O entusiasmo generalizado nas redes sociais com a nova norma por sua
defesa da privacidade dos usuários e da neutralidade da rede foi
diminuído com a inclusão final de uma permissão de retenção de dados dos
usuários durante seis meses pelos provedores de internet.
Por outro lado, o governo ter aberto mão da norma que obrigava os
provedores a manterem os servidores em território brasileiro não foi
considerada grave pelos especialistas consultados.

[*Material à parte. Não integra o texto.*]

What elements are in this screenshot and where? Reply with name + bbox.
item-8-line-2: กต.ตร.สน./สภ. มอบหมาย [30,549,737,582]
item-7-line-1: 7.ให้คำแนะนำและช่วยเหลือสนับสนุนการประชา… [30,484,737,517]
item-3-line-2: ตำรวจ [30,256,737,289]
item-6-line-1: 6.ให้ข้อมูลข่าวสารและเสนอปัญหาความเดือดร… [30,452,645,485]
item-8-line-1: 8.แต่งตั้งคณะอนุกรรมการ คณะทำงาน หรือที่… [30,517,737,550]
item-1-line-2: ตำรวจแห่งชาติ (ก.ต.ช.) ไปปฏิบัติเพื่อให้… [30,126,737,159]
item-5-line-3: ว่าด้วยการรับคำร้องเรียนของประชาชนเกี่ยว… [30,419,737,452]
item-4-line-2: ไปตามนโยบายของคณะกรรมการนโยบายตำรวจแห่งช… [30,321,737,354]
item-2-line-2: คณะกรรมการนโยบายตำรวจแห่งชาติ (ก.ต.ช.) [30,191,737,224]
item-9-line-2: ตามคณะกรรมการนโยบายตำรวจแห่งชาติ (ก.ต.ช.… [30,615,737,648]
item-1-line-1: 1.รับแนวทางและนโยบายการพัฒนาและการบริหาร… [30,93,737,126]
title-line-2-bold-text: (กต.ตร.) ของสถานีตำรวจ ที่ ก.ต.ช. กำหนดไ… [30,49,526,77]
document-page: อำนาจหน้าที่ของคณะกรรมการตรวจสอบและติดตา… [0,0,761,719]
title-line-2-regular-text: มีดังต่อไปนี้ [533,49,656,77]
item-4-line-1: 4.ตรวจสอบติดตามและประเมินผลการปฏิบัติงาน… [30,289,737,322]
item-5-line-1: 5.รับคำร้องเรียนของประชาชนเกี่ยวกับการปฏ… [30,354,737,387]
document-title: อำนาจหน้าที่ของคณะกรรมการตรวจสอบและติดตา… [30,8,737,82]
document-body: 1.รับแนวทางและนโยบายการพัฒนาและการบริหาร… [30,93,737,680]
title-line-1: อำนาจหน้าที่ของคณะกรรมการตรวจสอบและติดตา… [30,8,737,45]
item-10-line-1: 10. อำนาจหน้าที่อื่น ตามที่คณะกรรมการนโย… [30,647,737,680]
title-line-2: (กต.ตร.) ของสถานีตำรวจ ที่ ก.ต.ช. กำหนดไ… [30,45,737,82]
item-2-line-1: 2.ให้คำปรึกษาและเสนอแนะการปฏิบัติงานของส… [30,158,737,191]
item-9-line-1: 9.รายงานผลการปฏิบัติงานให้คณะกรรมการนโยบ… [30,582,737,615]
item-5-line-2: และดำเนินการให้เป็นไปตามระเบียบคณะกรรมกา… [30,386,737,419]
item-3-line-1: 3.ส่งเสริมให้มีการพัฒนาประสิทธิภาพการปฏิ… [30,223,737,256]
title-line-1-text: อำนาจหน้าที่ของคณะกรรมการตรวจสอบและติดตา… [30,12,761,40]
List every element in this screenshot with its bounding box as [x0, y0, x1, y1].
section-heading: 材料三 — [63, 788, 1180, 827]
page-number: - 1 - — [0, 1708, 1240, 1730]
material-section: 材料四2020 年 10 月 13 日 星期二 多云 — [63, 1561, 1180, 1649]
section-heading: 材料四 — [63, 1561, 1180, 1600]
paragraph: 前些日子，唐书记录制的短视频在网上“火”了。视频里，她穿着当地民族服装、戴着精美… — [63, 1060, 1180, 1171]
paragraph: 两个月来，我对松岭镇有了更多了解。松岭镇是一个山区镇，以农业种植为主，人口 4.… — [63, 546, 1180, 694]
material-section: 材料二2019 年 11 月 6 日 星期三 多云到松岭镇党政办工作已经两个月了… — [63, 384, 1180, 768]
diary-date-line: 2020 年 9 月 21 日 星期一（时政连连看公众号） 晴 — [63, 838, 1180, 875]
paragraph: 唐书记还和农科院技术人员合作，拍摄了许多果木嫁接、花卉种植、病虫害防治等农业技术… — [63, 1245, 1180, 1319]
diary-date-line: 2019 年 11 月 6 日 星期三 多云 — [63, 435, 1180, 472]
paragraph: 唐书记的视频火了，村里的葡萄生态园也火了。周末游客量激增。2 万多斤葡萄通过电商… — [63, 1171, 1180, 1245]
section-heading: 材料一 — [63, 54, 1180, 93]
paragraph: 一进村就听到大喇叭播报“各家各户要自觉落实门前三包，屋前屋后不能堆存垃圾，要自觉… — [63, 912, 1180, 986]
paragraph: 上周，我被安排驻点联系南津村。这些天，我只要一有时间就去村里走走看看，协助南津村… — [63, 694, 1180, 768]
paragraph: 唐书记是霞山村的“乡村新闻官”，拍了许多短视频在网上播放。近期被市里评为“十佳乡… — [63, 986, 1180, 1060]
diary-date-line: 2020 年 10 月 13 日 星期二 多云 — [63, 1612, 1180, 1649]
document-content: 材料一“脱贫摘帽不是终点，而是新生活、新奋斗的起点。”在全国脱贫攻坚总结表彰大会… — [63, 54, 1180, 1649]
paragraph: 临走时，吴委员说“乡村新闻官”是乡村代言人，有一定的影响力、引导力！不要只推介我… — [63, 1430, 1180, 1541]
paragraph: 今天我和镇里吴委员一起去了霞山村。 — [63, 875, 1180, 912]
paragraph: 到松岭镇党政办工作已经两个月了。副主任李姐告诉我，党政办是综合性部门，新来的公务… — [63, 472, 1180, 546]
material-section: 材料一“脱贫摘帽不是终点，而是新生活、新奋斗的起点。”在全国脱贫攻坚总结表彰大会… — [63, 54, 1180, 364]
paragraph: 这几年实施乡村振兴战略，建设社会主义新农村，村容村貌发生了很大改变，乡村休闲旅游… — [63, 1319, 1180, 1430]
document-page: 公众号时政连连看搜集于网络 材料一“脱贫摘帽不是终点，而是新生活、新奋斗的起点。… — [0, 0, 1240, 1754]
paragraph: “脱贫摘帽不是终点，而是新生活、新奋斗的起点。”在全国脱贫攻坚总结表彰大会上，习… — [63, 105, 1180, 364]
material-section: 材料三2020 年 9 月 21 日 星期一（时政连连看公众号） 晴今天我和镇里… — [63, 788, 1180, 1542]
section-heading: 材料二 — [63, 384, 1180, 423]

Segundo Brito, "todo o mundo sabia que essa disposição não solucionaria o
problema. O importante é a disposição de que é a lei brasileira que
regerá qualquer relação entre um brasileiro e qualquer companhia
tecnológica estrangeira que se estabelecer no país", outra importante
novidade da lei.
Apesar dos elogios, a aprovação do Marco Civil não impulsionou um
consenso sobre a regulação mundial da rede na NETMundial, a conferência
internacional organizada pelo próprio governo brasileiro na semana
passada em São Paulo para impulsionar uma legislação multilateral da
rede.
A reunião terminou com a elaboração de um documento com recomendações e
um lugar futuro para debater a neutralidade global da rede.